Un dimanche, un agent travaillant avec les meilleurs joueurs du monde, s'est déplacé exprès pour voir le match de ce fameux prodige et par la même occasion lui faire une proposition pouvant changer sa destinée. Malheureusement Eliot ne fut pas présent à ce match. Cette fois-ci, son intelligence ne l'avait pas mis à l'abri d'un coup du destin.
La veille, le choix s'offrait à lui. Après une longue préparation avec son équipe de nuit, Eliot sentait mal ce plan. Mais pouvait-il avouer à ses amis qu'il ne voulait pas s'y rendre de peur d'être traité de trouillard et de lâche ? Il ne pouvait pas déshonorer sa famille. L'honneur de la famille l'a conduit à suivre ce troupeau camouflant leurs appréhensions sur le déroulement du plan. Mais leur slogan : « Le courage et la peur ça se dompte » leur permettait de croire qu'ils pouvaient compter les uns sur les autres.
Le temps de passer à l'action arriva enfin. En montant dans la camionnette, Eliot doutait toujours. Trois véhicules devaient prendre des itinéraires différents pour une même destination, avec, parmi eux, des jeunes et des adultes cagoulés et armés dont un nommé Eliot. Ce dernier songeait plus à son avenir et à son match du lendemain qu'à ce foutu braquage.
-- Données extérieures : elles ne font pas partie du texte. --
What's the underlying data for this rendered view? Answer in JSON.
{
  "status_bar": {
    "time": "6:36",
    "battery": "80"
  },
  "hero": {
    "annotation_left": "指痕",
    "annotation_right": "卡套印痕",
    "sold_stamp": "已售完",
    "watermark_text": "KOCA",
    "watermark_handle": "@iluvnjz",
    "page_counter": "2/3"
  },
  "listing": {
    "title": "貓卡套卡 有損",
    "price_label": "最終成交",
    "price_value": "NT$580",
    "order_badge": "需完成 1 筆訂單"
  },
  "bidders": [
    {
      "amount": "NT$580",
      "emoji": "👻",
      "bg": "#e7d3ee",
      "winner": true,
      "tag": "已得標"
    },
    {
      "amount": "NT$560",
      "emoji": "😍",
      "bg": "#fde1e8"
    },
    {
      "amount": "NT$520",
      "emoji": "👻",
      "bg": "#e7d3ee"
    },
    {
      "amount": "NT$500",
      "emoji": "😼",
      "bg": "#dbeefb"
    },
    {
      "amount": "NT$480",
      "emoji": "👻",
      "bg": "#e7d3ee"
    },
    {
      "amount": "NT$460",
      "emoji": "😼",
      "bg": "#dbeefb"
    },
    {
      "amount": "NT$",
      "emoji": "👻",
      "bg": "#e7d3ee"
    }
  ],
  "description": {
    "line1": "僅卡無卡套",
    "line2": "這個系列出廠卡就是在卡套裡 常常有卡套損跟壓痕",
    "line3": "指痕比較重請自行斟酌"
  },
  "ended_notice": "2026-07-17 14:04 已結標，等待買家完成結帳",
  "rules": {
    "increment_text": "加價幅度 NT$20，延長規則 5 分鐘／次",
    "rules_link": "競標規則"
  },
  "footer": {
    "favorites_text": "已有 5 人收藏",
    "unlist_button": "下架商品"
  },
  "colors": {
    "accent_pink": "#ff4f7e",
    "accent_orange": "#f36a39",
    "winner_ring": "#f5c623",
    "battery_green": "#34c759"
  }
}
Et s'il se rétractait ? Il s'imaginait alors demandant au conducteur de faire demi-tour « Tu peux t'arrêter Ben ? Finalement je ne sens pas ce coup et en plus demain j'ai un match hyper important, il y aura un agent qui viendra me voir : faudrait pas que je le loupe, c'est la chance de ma vie ». Mais il resta coi. Il était toujours perdu dans ses pensées, se demandant s'il avait fait le bon choix. Il ne pouvait plus refaire machine arrière. Il s'était engagé avec son équipe de nuit et ils devaient aller jusqu'au bout. La peur, le stress étaient présent mais Eliot n'avait qu'une seule préoccupation : son match du lendemain. L'heure est arrivée « Soyez prêts les gars, ce soir on va devenir riche !! ». Une fois le fourgon entouré par les camionnettes noires, les malfrats en sortirent armés jusqu'aux dents comme des soldats. Ceux de derrière dont Eliot débouchèrent et tirèrent en l'air, ordonnant aux agents de sortir et de déposer leurs armes. Deux agents bien obéissants déposèrent leurs armes, Eliot et ses amis avancèrent dans la direction des agents pour récupérer les armes et c'est à ce moment-là que deux autres agents, cette fois-ci plus rebelles, tirèrent sur les malfrats.
Il faisait trop noir, les balles fusèrent dans la pénombre. Eliot, le souffle coupé, avait du mal à respirer, il n'eut pas le temps de réagir qu'une balle le traversa. Genoux au sol et le regard aux cieux, Eliot comprit qu'il avait fait le mauvais choix avant de fermer les yeux.
Soudainement l'alarme d'Eliot se mit à sonner. En sueur, il ouvrit les yeux, le souffle toujours coupé et le cœur battant à dix mille à l'heure. Eliot toucha sa poitrine pour vérifier s'il n'avait pas un trou. Il fut soulagé, sa poitrine était intacte. Ce n'était qu'un cauchemar, il regarda l'heure : sept heures et demie. Le match ne commençant que dans deux heures, Eliot s'accorda un repos supplémentaire. Il avait pour habitude de se lever tôt pour se préparer mais aujourd'hui, il souhaitait prolonger son sommeil.
Allongé, le regard au plafond, il s'était endormi, sachant désormais quel choix faire.

Eliot ne se leva pas pour se rendre au match. Couché à même le sol, baignant dans son sang, son ami vivant à côté de lui, le regarda. Les balles avaient cessé de pleuvoir quand les agents avaient été touchés.